Дней за десять до своей смерти Федотов пришел в себя; но эта видимая поправка не обманула опытных докторов, так как у Федотова ко всему прибавилась еще и водянка, быстро развившаяся и вконец подорвавшая силы нашего художника. Да и сам Федотов не верил в благоприятный исход, когда поручил своему верному другу-денщику Коршунову, ухаживавшему за ним во все время его болезни, дать знать своим друзьям, Дружинину, Лебедеву и Бейдеману, что он перед смертью желает с ними проститься. Но, к несчастью, эти лица не поспели вовремя и приехали тогда, когда Федотова уже не было в живых. Причиной такого опоздания было то, что служитель, которому Коршунов доверил это поручение, получивши от него на водку, вместо того чтобы отправиться по назначению, попал в ближайший кабак, а оттуда, за буйство, – в участок, где и просидел целый день, и только на следующий мог исполнить данное ему поручение.

Федотов умер на руках своего верного Коршунова 14 ноября 1852 года.

Через четыре дня, 18 ноября, по Петергофской дороге тянулась погребальная процессия, сопровождаемая огромной толпой друзей, художников, профессоров Академии и бывших однополчан покойного.
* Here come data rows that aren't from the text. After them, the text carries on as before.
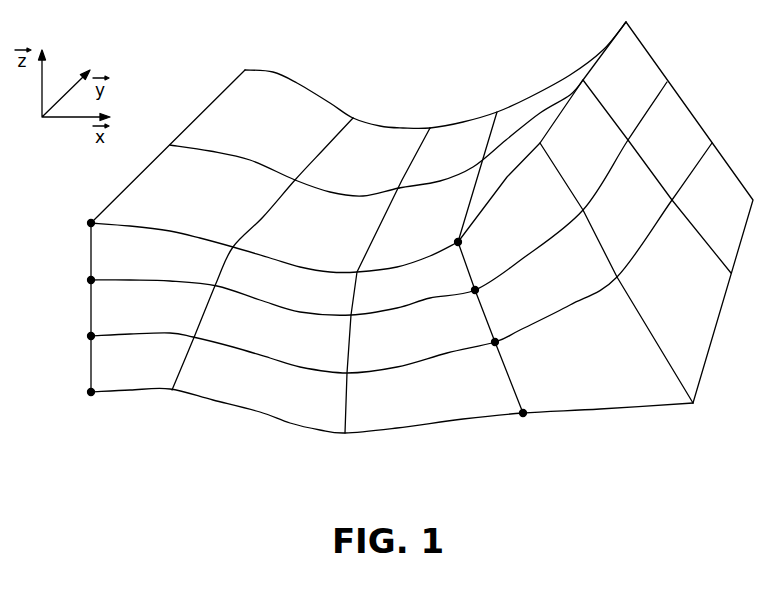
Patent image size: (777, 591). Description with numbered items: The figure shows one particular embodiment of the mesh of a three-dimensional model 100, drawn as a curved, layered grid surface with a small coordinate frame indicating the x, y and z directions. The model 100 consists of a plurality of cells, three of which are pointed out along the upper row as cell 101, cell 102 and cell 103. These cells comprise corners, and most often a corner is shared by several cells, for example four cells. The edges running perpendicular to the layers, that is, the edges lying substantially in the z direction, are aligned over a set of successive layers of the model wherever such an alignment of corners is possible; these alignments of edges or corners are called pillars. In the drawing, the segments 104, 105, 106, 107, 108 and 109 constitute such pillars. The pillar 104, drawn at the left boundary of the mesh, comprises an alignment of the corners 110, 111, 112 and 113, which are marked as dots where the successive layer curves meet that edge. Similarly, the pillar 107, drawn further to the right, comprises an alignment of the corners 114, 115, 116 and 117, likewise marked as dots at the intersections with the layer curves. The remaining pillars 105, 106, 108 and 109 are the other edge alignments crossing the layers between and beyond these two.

The model 100 is at (258, 439).
The cell 101 is at (302, 102).
The cell 102 is at (381, 144).
The cell 103 is at (460, 140).
The pillar 104 is at (89, 296).
The pillar 105 is at (177, 367).
The pillar 106 is at (345, 418).
The pillar 107 is at (515, 392).
The pillar 108 is at (679, 382).
The pillar 109 is at (705, 245).
The corner 110 is at (91, 223).
The corner 111 is at (91, 280).
The corner 112 is at (91, 336).
The corner 113 is at (91, 392).
The corner 114 is at (460, 243).
The corner 115 is at (477, 291).
The corner 116 is at (497, 343).
The corner 117 is at (523, 413).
Над гробом никто не плакал, кроме старого денщика Коршунова, который потерял в умершем художнике не столько доброго барина, сколько человека, к которому он был привязан как к лучшему другу, с которым он жил душа в душу в продолжение более пятнадцати лет, которому он в продолжение этого времени более чем бескорыстно служил.
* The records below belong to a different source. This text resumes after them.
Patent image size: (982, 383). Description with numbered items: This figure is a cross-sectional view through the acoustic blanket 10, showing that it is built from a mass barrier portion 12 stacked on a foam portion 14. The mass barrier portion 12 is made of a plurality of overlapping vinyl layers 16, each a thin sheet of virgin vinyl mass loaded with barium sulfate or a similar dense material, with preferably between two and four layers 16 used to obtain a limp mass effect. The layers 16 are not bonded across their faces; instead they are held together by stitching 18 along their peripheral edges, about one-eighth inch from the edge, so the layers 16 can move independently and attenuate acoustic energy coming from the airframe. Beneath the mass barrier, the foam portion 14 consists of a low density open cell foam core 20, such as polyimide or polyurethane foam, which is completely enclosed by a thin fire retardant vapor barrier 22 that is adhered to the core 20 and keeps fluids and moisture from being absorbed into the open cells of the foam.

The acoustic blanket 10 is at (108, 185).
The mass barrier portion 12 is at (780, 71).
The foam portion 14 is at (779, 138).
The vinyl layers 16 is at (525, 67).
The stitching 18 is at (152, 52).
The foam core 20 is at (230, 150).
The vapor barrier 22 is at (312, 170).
Но если над гробом слез никто не проливал, то каждый сознавал всю огромность понесенной потери, ибо Федотов был тогда единственным и первым представителем того национального направления в русской живописи, которое теперь, спустя сорок лет после его смерти, завоевало себе не только право гражданства, но стало единственно возможным и понятным для всех, кому только дороги судьбы русского искусства.

Федотов погребен на Смоленском кладбище, недалеко от большой церкви и в десяти шагах от могилы знаменитой русской артистки В. Н. Асенковой. Над его могилой стоит мраморный памятник, сооруженный на пожертвования его ближайших друзей и почитателей.

У Федотова после его смерти остались старик-отец и две сестры. Все трое жили в то время в городе Ростове, Ярославской губернии, и существовали, кроме скудного пенсиона старика-отца, на средства, добываемые одной из сестер, работавшей надзирательницей в богоугодном заведении. О том, что сталось с ними потом, мы никаких указаний не нашли.